Most of the chatter surrounding the Megaupload shutdown has circled, sensibly, around the more fantastic elements of the story: Swizz Beatz‘s maybe-okay-not-really-wait-maybe? involvement in the file-sharing site; the cinematic details of the FBI’s raid on the Megaupload crew’s sweet New Zealand mansion; the larger-than-life hilarity of Megaupload’s 6-foot-6 hero-outlaw chief, Kim Dotcom. Now, though, the Recording Industry Association of America would like to change the topic. Joshua P. Friedlander, RIAA’s Vice President of Strategic Data Analysis (what, the President of Strategic Data Analysis had more important things to do?) has something to say. Here he is, in a blog post from yesterday titled “Why Closing Megaupload Matters”:
“Fortunately, shutdowns of these types of hubs for illegal activity are not unprecedented. In October of 2010, Limewire (the most popular P2P service at the time) was shut down, and just like this week, millions of users were forced to find new sources for their content … Digital music sales that had been flagging jumped in the month immediately after the Limewire shutdown, and have remained stronger ever since … When Billboard looked at the data after the Limewire shutdown it said ‘The spike in sales was immediate, noticeable and lasting.’ Collectively, this evidence strongly suggests that the shutdown of illegal sites helps create a thriving and diverse digital marketplace. It encourages users to go to legitimate sites, and enables great new services to be launched — like Spotify, which launched in the US last year and quickly signed up millions of new users.”

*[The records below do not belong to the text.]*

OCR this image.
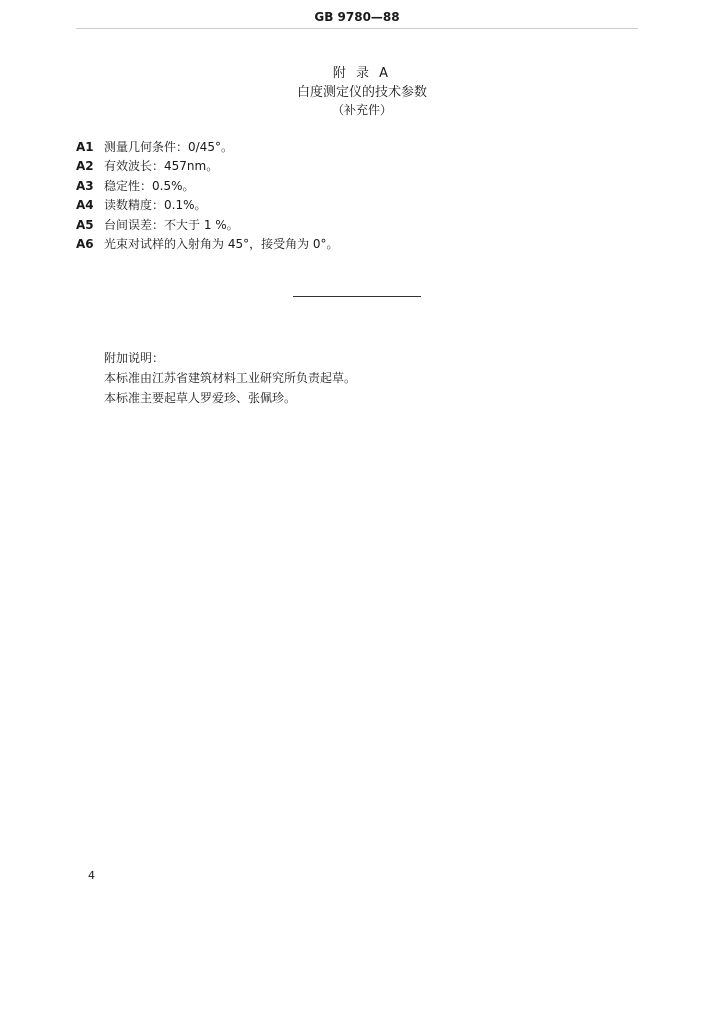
GB 9780—88
附 录 A
白度测定仪的技术参数
（补充件）
A1 测量几何条件：0/45°。
A2 有效波长：457nm。
A3 稳定性：0.5%。
A4 读数精度：0.1%。
A5 台间误差：不大于 1 %。
A6 光束对试样的入射角为 45°，接受角为 0°。
附加说明：
本标准由江苏省建筑材料工业研究所负责起草。
本标准主要起草人罗爱珍、张佩珍。
4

Most importantly: “Merely days later, we’ve seen other popular file sharing lockers like Filesonic and Fileserve curtail their own services, likely fearing similar charges as they functioned similar to Megaupload.”

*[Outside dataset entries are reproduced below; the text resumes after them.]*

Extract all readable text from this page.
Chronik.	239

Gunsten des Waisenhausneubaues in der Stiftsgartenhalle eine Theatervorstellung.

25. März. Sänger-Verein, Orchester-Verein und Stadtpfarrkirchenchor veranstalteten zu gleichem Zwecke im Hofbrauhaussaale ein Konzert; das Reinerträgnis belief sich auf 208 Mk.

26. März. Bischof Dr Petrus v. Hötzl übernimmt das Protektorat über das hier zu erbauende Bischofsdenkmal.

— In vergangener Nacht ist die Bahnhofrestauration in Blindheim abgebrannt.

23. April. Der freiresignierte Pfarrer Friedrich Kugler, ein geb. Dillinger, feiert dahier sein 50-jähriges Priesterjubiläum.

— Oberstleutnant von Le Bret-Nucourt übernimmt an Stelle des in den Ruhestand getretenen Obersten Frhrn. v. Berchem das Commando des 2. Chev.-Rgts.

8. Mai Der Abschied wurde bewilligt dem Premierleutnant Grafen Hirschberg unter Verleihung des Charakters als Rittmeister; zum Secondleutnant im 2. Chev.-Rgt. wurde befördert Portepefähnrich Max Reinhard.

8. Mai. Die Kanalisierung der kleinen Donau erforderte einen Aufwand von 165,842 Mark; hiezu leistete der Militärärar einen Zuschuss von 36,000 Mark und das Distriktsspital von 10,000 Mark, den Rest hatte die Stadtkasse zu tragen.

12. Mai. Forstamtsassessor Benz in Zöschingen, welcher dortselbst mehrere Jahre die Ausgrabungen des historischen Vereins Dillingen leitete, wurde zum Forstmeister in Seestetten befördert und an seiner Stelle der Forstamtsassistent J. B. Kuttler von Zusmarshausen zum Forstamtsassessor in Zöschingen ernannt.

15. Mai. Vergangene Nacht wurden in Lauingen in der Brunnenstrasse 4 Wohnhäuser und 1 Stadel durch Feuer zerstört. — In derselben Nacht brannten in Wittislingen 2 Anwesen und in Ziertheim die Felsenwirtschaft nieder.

Most of us freeloading consumers saw the shutdown of Megaupload as a temporary hindrance, another last ditch effort by a crumbling industry to stop the inflexible march of time: Inevitably, we assumed, something else would come along to set loose the latest Kidz Bop collection online for free. But is the RIAA actually turning a corner toward shutting down the major file-sharing sites and forcing us all into (ugh) legal options? Considering the industry’s long, misguided post-Napster track record in this arena, that would be remarkable. For now, the industry’s confidence can be further boosted by the fact that Kim Dotcom has been denied bail, with the judge in the case saying “With sufficient determination and financial resources, flight risk remains a real and significant possibility.”
File-sharing CEOs worldwide, wherever you are: Be brave out there today. The industry is coming.